这次我比较懒,不想从头开始分析为什么要有 ANOVA。我只想简单说一下 ANOVA 是怎么计算的。我终于也成了我最讨厌的那种人:只讲是什么,不讲为什么。因为要把「为什么」弄清楚真的太累了。当然,我希望自己只是暂时偷个懒,之后会反过来说一下为什么这么算。

One-way ANOVA #

假设我们现在有三组数据:

import numpy as np 
import pandas as pd
import matplotlib.pyplot as plt 
a = [35, 46, 78]
b = [22, 48, 98, 77]
c = [90, 65]
group_dic = {'A': a, "B": b, "C": c}
group_dic
{'A': [35, 46, 78], 'B': [22, 48, 98, 77], 'C': [90, 65]}
def calc(group_dic):
    res = []
    for group, data in group_dic.items():
        mu = np.mean(data)
        n = len(data)
        var = np.var(data, ddof = 1)
        res.append({
            'treatment': group,
            'sample_mean': mu,
            'sample_variance': var,
            'sample_size': n
        })
    return res
res = calc(group_dic)
res = pd.DataFrame(res)
res

treatment sample_mean sample_variance sample_size
0 A 53.00 499.000000 3
1 B 61.25 1104.916667 4
2 C 77.50 312.500000 2
n = res.sample_size.sum()
k = len(group_dic)
n, k

(9, 3)
我们把 $\bar{X}_{Total}$ 定义为总平均值,其计算方法为:

grand_mean = np.sum(
    res['sample_mean'] * res['sample_size'])/n
grand_mean

62.111111111111114
组间方差我们记为 SSTrt,计算方法为:

sstrt = np.sum(
    res['sample_size']*(res['sample_mean'] - grand_mean)**2)
sstrt

725.6388888888889
组内方差我们记为 SSErr,计算方法为:

sserr = np.sum(
    (res.sample_size -1)*res.sample_variance
)
sserr

4625.25
涉及到自由度:

我们把 sstrt/dftrt 记为 MSTrt。

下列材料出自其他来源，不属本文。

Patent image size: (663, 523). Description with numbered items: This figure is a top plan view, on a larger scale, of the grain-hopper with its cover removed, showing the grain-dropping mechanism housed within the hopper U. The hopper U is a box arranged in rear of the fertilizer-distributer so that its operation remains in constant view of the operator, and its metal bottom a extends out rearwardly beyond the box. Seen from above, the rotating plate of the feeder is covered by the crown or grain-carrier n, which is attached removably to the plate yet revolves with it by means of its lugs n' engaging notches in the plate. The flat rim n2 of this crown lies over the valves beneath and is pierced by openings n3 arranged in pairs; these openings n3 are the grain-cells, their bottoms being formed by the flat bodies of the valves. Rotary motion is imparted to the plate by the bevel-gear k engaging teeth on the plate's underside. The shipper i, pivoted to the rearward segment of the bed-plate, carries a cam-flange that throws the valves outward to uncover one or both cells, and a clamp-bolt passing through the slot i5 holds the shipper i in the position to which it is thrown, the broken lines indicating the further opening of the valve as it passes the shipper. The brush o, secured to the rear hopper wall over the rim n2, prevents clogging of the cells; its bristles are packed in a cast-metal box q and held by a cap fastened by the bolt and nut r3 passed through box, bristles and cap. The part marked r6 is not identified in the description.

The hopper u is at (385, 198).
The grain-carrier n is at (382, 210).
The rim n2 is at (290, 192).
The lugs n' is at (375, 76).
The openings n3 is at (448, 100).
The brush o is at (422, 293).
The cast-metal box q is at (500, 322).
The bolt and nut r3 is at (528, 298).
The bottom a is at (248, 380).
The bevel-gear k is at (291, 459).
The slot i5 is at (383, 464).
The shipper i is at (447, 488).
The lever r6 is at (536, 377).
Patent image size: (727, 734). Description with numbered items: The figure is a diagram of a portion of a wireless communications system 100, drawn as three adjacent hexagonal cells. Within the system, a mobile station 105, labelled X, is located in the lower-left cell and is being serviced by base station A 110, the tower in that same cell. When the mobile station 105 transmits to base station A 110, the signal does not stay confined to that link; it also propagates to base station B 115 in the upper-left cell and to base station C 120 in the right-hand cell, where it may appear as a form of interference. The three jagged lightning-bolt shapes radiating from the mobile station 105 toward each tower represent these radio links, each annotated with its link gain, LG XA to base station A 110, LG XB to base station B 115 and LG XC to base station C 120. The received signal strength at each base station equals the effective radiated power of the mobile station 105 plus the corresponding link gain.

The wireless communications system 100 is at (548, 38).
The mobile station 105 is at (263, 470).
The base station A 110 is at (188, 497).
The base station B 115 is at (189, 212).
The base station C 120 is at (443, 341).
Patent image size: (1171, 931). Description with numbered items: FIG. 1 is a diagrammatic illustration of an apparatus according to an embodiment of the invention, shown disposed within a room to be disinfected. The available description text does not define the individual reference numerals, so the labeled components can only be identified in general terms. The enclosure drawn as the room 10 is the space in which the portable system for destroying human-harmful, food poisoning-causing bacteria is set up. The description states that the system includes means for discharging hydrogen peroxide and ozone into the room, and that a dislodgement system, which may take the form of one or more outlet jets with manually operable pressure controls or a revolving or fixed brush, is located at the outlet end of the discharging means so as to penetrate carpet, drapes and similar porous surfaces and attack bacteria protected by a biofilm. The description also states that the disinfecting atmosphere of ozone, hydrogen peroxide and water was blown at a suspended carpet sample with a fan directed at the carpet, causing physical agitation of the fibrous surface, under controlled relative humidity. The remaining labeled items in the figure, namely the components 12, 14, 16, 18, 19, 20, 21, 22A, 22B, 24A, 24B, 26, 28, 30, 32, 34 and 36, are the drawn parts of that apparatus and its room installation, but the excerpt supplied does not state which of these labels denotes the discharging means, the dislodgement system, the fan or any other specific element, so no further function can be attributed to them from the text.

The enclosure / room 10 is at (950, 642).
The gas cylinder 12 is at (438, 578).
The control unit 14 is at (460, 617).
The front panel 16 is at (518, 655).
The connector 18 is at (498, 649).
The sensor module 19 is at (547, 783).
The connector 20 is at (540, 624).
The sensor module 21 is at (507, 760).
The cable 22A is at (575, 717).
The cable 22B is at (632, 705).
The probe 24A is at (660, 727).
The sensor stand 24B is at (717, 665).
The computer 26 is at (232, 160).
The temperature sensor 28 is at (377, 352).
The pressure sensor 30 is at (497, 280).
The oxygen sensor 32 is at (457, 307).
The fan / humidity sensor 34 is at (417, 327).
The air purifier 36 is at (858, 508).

类似的,把 sserr/dferr 记为 MSErr。计算如下:

dftot = n-1
dftrt = k-1
dferr = n-k
mstrt = sstrt/dftrt 
mserr = sserr/dferr 

我们把 sstrt + sserr 记为 sstot

sstot = sstrt + sserr 

统计量 F 的计算方法很简单:

$$F = \frac{\text{MSTrt}}{\text{MSErr}}$$

f_value = mstrt/mserr
f_value

0.4706592436444877
我们来把整个结果列出来:

source = ['Treatment', 'Error', 'Total']
d_f = [dftrt, dferr, dftot]
ss = [sstrt, sserr, sstot]
ms = [mstrt, mserr, None]
f_stats = [f_value, None, None]
aov_res = pd.DataFrame({
    'Source': source,
    'Degrees of Freedom': d_f,
    'Sum of Squares': ss,
    'Mean Square': ms,
    'F-Statistic': f_stats
})
aov_res

Source Degrees of Freedom Sum of Squares Mean Square F-Statistic
0 Treatment 2 725.638889 362.819444 0.470659
1 Error 6 4625.250000 770.875000 NaN
2 Total 8 5350.888889 NaN NaN

p 值的计算方法为

from scipy.stats import f 
p_value = f.sf(f_value, dftrt, dferr)
p_value
0.6458443083352733

验证 #

我们来验证一下我们的计算是正确的:

from scipy.stats import f_oneway
f_stat, p_value = f_oneway(a, b, c)

print(f"F-statistic: {f_stat}")
print(f"p-value: {p_value}")
F-statistic: 0.4706592436444877 p-value: 0.6458443083352733

假设 #

要使用 One-Way ANOVA 需要满足三个假设;

  1. 各组所代表总体之方差相等
  2. 各组所代表总体为正态分布
  3. 各组独立
#统计

最后一次修改于 2024-12-07